Tuesday, January 10, 2006

What Exactly Are We Paying For?

Health care is one of those issues I'd like to understand better. Specifically, I'd like to know why this is happening:
Record Share Of Economy Is Spent on Health Care: "Rising health care costs, already threatening many basic industries, now consume 16 percent of the nation's economic output -- the highest proportion ever, the government said yesterday in its latest calculation.
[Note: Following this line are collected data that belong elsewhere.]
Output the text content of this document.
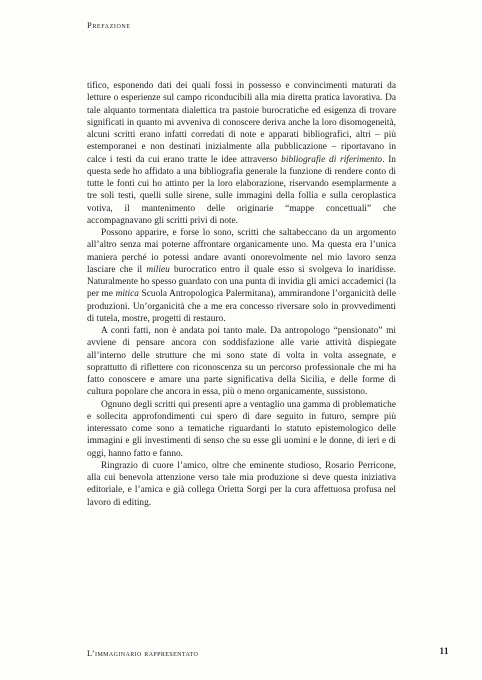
Prefazione

tifico, esponendo dati dei quali fossi in possesso e convincimenti maturati da letture o esperienze sul campo riconducibili alla mia diretta pratica lavorativa. Da tale alquanto tormentata dialettica tra pastoie burocratiche ed esigenza di trovare significati in quanto mi avveniva di conoscere deriva anche la loro disomogeneità, alcuni scritti erano infatti corredati di note e apparati bibliografici, altri – più estemporanei e non destinati inizialmente alla pubblicazione – riportavano in calce i testi da cui erano tratte le idee attraverso bibliografie di riferimento. In questa sede ho affidato a una bibliografia generale la funzione di rendere conto di tutte le fonti cui ho attinto per la loro elaborazione, riservando esemplarmente a tre soli testi, quelli sulle sirene, sulle immagini della follia e sulla ceroplastica votiva, il mantenimento delle originarie “mappe concettuali” che accompagnavano gli scritti privi di note.

Possono apparire, e forse lo sono, scritti che saltabeccano da un argomento all’altro senza mai poterne affrontare organicamente uno. Ma questa era l’unica maniera perché io potessi andare avanti onorevolmente nel mio lavoro senza lasciare che il milieu burocratico entro il quale esso si svolgeva lo inaridisse. Naturalmente ho spesso guardato con una punta di invidia gli amici accademici (la per me mitica Scuola Antropologica Palermitana), ammirandone l’organicità delle produzioni. Un’organicità che a me era concesso riversare solo in provvedimenti di tutela, mostre, progetti di restauro.

A conti fatti, non è andata poi tanto male. Da antropologo “pensionato” mi avviene di pensare ancora con soddisfazione alle varie attività dispiegate all’interno delle strutture che mi sono state di volta in volta assegnate, e soprattutto di riflettere con riconoscenza su un percorso professionale che mi ha fatto conoscere e amare una parte significativa della Sicilia, e delle forme di cultura popolare che ancora in essa, più o meno organicamente, sussistono.

Ognuno degli scritti qui presenti apre a ventaglio una gamma di problematiche e sollecita approfondimenti cui spero di dare seguito in futuro, sempre più interessato come sono a tematiche riguardanti lo statuto epistemologico delle immagini e gli investimenti di senso che su esse gli uomini e le donne, di ieri e di oggi, hanno fatto e fanno.

Ringrazio di cuore l’amico, oltre che eminente studioso, Rosario Perricone, alla cui benevola attenzione verso tale mia produzione si deve questa iniziativa editoriale, e l’amica e già collega Orietta Sorgi per la cura affettuosa profusa nel lavoro di editing.

L’immaginario rappresentato	11
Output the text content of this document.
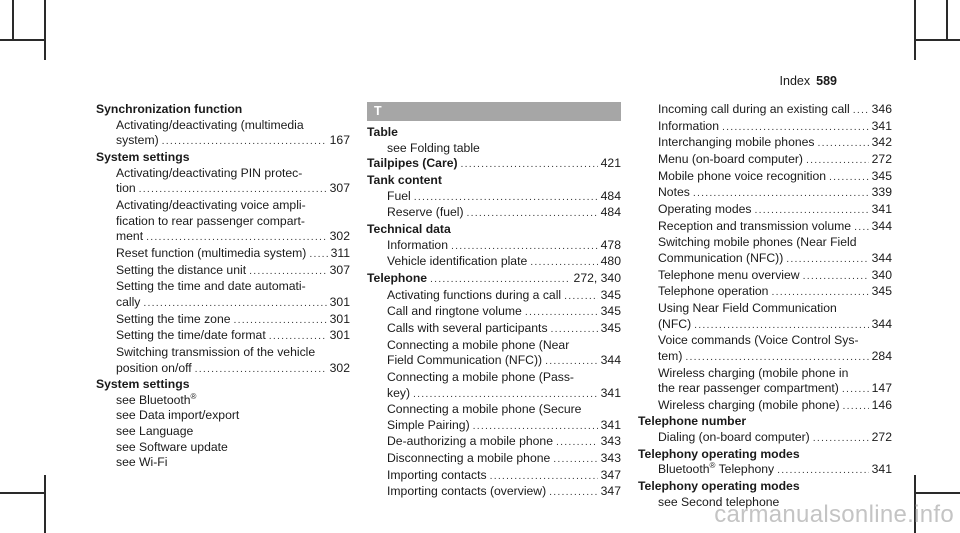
Index 589
Synchronization function
Activating/deactivating (multimedia
system) .....	167
System settings
Activating/deactivating PIN protec-
tion .....	307
Activating/deactivating voice ampli-
fication to rear passenger compart-
ment .....	302
Reset function (multimedia system) ..... 311
Setting the distance unit .....	307
Setting the time and date automati-
cally .....	301
Setting the time zone .....	301
Setting the time/date format .....	301
Switching transmission of the vehicle
position on/off .....	302
System settings
see Bluetooth®
see Data import/export
see Language
see Software update
see Wi-Fi
T
Table
see Folding table
Tailpipes (Care) .....	421
Tank content
Fuel .....	484
Reserve (fuel) .....	484
Technical data
Information .....	478
Vehicle identification plate .....	480
Telephone .....	272, 340
Activating functions during a call .....	345
Call and ringtone volume .....	345
Calls with several participants .....	345
Connecting a mobile phone (Near
Field Communication (NFC)) .....	344
Connecting a mobile phone (Pass-
key) .....	341
Connecting a mobile phone (Secure
Simple Pairing) .....	341
De-authorizing a mobile phone .....	343
Disconnecting a mobile phone .....	343
Importing contacts .....	347
Importing contacts (overview) .....	347
Incoming call during an existing call ..... 346
Information .....	341
Interchanging mobile phones .....	342
Menu (on-board computer) .....	272
Mobile phone voice recognition .....	345
Notes .....	339
Operating modes .....	341
Reception and transmission volume ..... 344
Switching mobile phones (Near Field
Communication (NFC)) .....	344
Telephone menu overview .....	340
Telephone operation .....	345
Using Near Field Communication
(NFC) .....	344
Voice commands (Voice Control Sys-
tem) .....	284
Wireless charging (mobile phone in
the rear passenger compartment) .....	147
Wireless charging (mobile phone) .....	146
Telephone number
Dialing (on-board computer) .....	272
Telephony operating modes
Bluetooth® Telephony .....	341
Telephony operating modes
see Second telephone
carmanualsonline.info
The nation's health care bill continued to grow substantially faster than inflation and wages, increasing by almost 8 percent in 2004, the most recent year with near-final numbers."
And I don't buy the facile conservative explanation that it's all due to abusive trial lawyers -- even accepting that there is a strong link between, for example, the sharp rise in malpractice premiums and malpractice awards (certainly not an ironclad conclusion since the poor investments of insurance firms are also estimated to account for a large share of premium increases), the relative costs of malpractice insurance comnpared to the total health care bill are too small for tort reform to be a sensible approach to health care. Something else is going on here, and I haven't yet seen a good explanation for what it is. But whatever is causing health care inflation, the U.S. now spends more than twice as much as Europe as a share of GDP on health care, while our aggregate public health performance (i.e. infant mortality, life expectancy, etc) consistently ranks among the lowest in the industrialized world. In other words, we pay out the nose for substandard care, and yet Americans seem convinced that we have the best health care system in the world. Maybe more on this to come.